A lightweight, high-performance large language model serving framework
Welcome to LightLLM! LightLLM is a large language model inference and serving framework developed purely in Python, featuring a lightweight design, easy extensibility, and high performance. LightLLM integrates the advantages of many open-source solutions, including but not limited to FasterTransformer, TGI, vLLM, and FlashAttention.
Key Features
- Multi-process Collaboration: Tokenization, language model inference, vision model inference, and other tasks are performed asynchronously, significantly improving GPU utilization.
- Zero-padding: Provides support for nopad-Attention computation across multiple models to efficiently handle requests with large length differences.
- Dynamic Batching: Capable of dynamic batch scheduling for requests.

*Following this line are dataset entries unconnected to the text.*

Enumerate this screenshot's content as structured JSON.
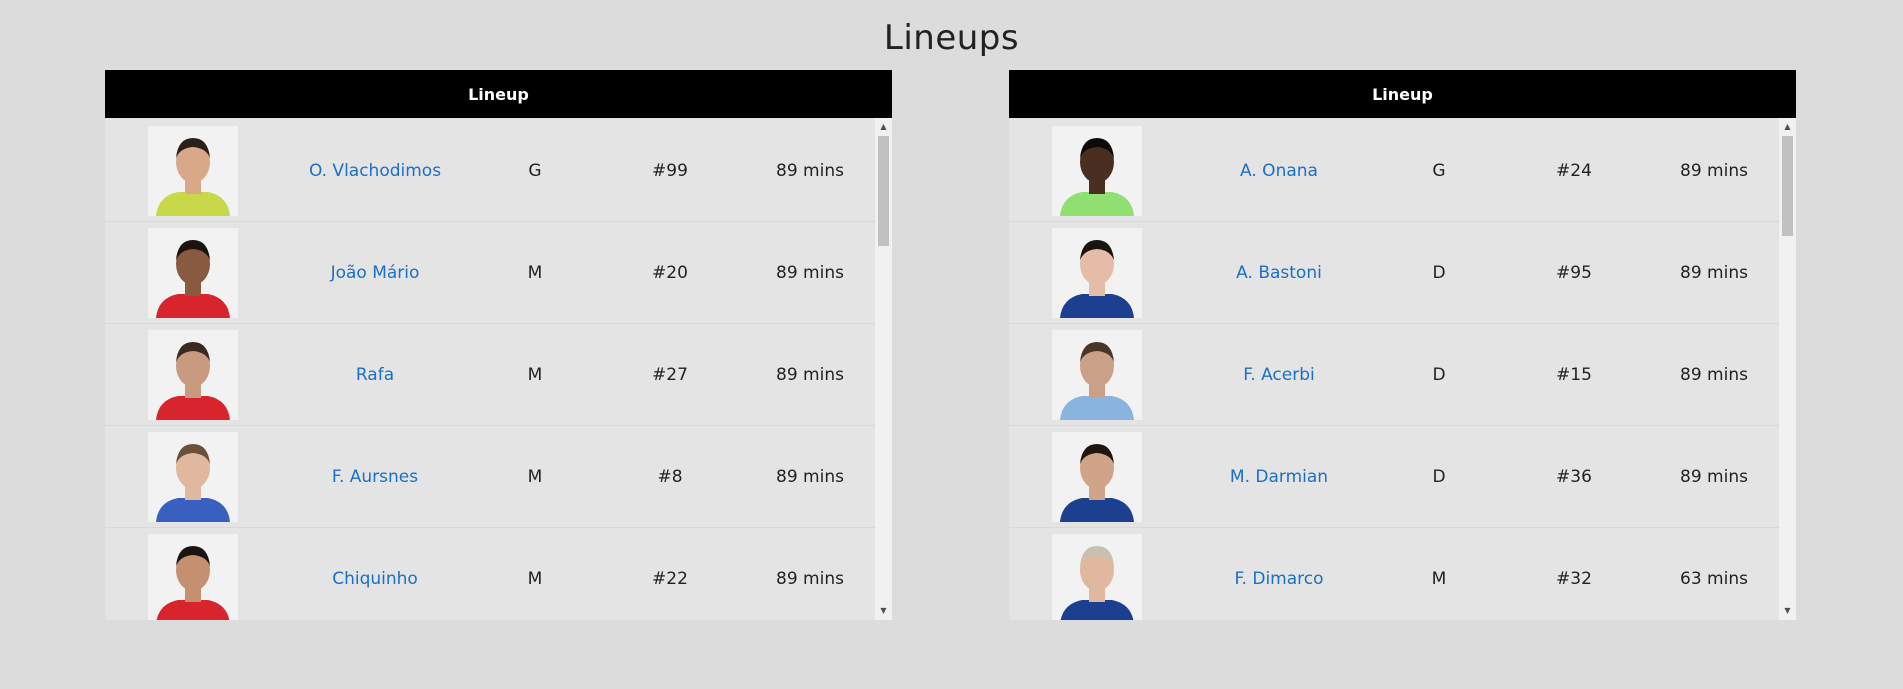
{
  "page": {
    "title": "Lineups"
  },
  "lineups": [
    {
      "header": "Lineup",
      "players": [
        {
          "name": "O. Vlachodimos",
          "position": "G",
          "number": "#99",
          "minutes": "89 mins",
          "kit_color": "#c8d84a",
          "skin": "#d9a888",
          "hair": "#2a2018"
        },
        {
          "name": "João Mário",
          "position": "M",
          "number": "#20",
          "minutes": "89 mins",
          "kit_color": "#d8242c",
          "skin": "#8a5a40",
          "hair": "#1a1410"
        },
        {
          "name": "Rafa",
          "position": "M",
          "number": "#27",
          "minutes": "89 mins",
          "kit_color": "#d8242c",
          "skin": "#c89a80",
          "hair": "#3a2a20"
        },
        {
          "name": "F. Aursnes",
          "position": "M",
          "number": "#8",
          "minutes": "89 mins",
          "kit_color": "#3a5fc0",
          "skin": "#e0b8a0",
          "hair": "#6a5038"
        },
        {
          "name": "Chiquinho",
          "position": "M",
          "number": "#22",
          "minutes": "89 mins",
          "kit_color": "#d8242c",
          "skin": "#c49070",
          "hair": "#1a1410"
        }
      ]
    },
    {
      "header": "Lineup",
      "players": [
        {
          "name": "A. Onana",
          "position": "G",
          "number": "#24",
          "minutes": "89 mins",
          "kit_color": "#8fe070",
          "skin": "#4a2e22",
          "hair": "#0e0a08"
        },
        {
          "name": "A. Bastoni",
          "position": "D",
          "number": "#95",
          "minutes": "89 mins",
          "kit_color": "#1d3f90",
          "skin": "#e4bca8",
          "hair": "#1a1410"
        },
        {
          "name": "F. Acerbi",
          "position": "D",
          "number": "#15",
          "minutes": "89 mins",
          "kit_color": "#8ab4e0",
          "skin": "#caa088",
          "hair": "#4a3624"
        },
        {
          "name": "M. Darmian",
          "position": "D",
          "number": "#36",
          "minutes": "89 mins",
          "kit_color": "#1d3f90",
          "skin": "#d0a488",
          "hair": "#1e1610"
        },
        {
          "name": "F. Dimarco",
          "position": "M",
          "number": "#32",
          "minutes": "63 mins",
          "kit_color": "#1d3f90",
          "skin": "#e0b8a0",
          "hair": "#c8c0b0"
        }
      ]
    }
  ],
  "icons": {
    "scroll_up": "▲",
    "scroll_down": "▼"
  }
}
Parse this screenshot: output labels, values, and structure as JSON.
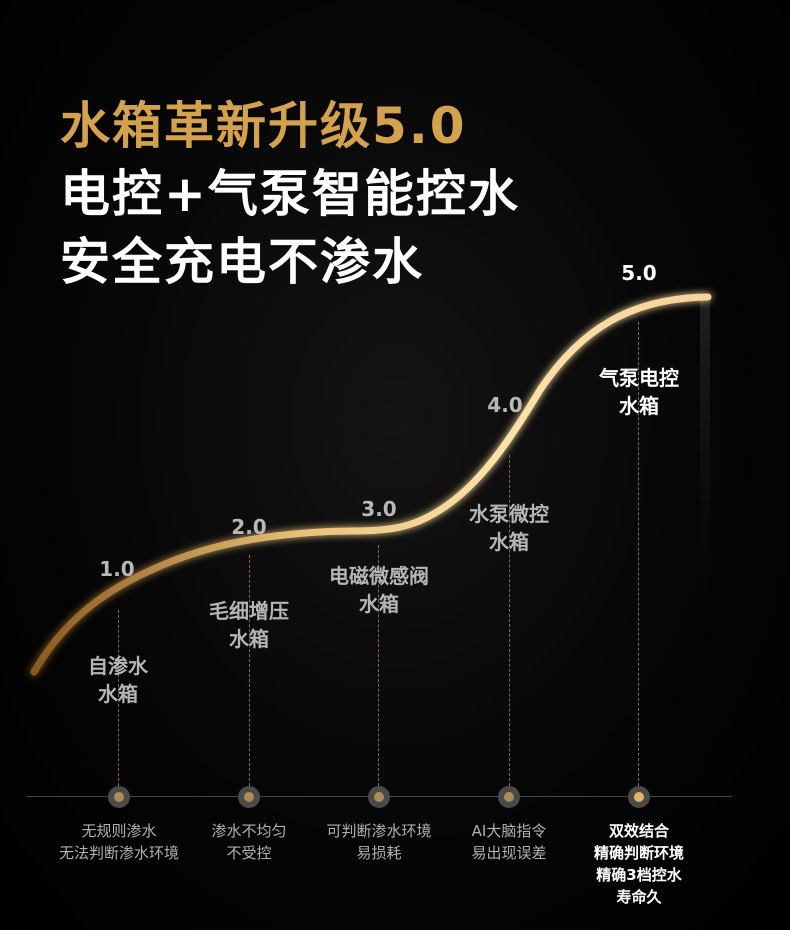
{
  "headline": {
    "line1": "水箱革新升级5.0",
    "line2": "电控+气泵智能控水",
    "line3": "安全充电不渗水"
  },
  "colors": {
    "accent": "#d4a24c",
    "highlight": "#ffffff",
    "muted": "#b5b5b5"
  },
  "stages": [
    {
      "version": "1.0",
      "label1": "自渗水",
      "label2": "水箱",
      "desc": [
        "无规则渗水",
        "无法判断渗水环境"
      ]
    },
    {
      "version": "2.0",
      "label1": "毛细增压",
      "label2": "水箱",
      "desc": [
        "渗水不均匀",
        "不受控"
      ]
    },
    {
      "version": "3.0",
      "label1": "电磁微感阀",
      "label2": "水箱",
      "desc": [
        "可判断渗水环境",
        "易损耗"
      ]
    },
    {
      "version": "4.0",
      "label1": "水泵微控",
      "label2": "水箱",
      "desc": [
        "AI大脑指令",
        "易出现误差"
      ]
    },
    {
      "version": "5.0",
      "label1": "气泵电控",
      "label2": "水箱",
      "desc": [
        "双效结合",
        "精确判断环境",
        "精确3档控水",
        "寿命久"
      ]
    }
  ]
}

- FlashAttention: Integrates FlashAttention to improve speed and reduce GPU memory usage during inference.
- Tensor Parallelism: Utilizes multiple GPUs for tensor parallelism to accelerate inference speed.
- Token Attention: Implements a token-level KV cache memory management mechanism, achieving zero memory waste during inference.
- High-performance Routing: Combined with Token Attention, it precisely manages GPU memory at the token level, optimizing system throughput.
- INT8 KV Cache: This feature can double the maximum number of tokens. Currently, it only supports Llama-architecture models.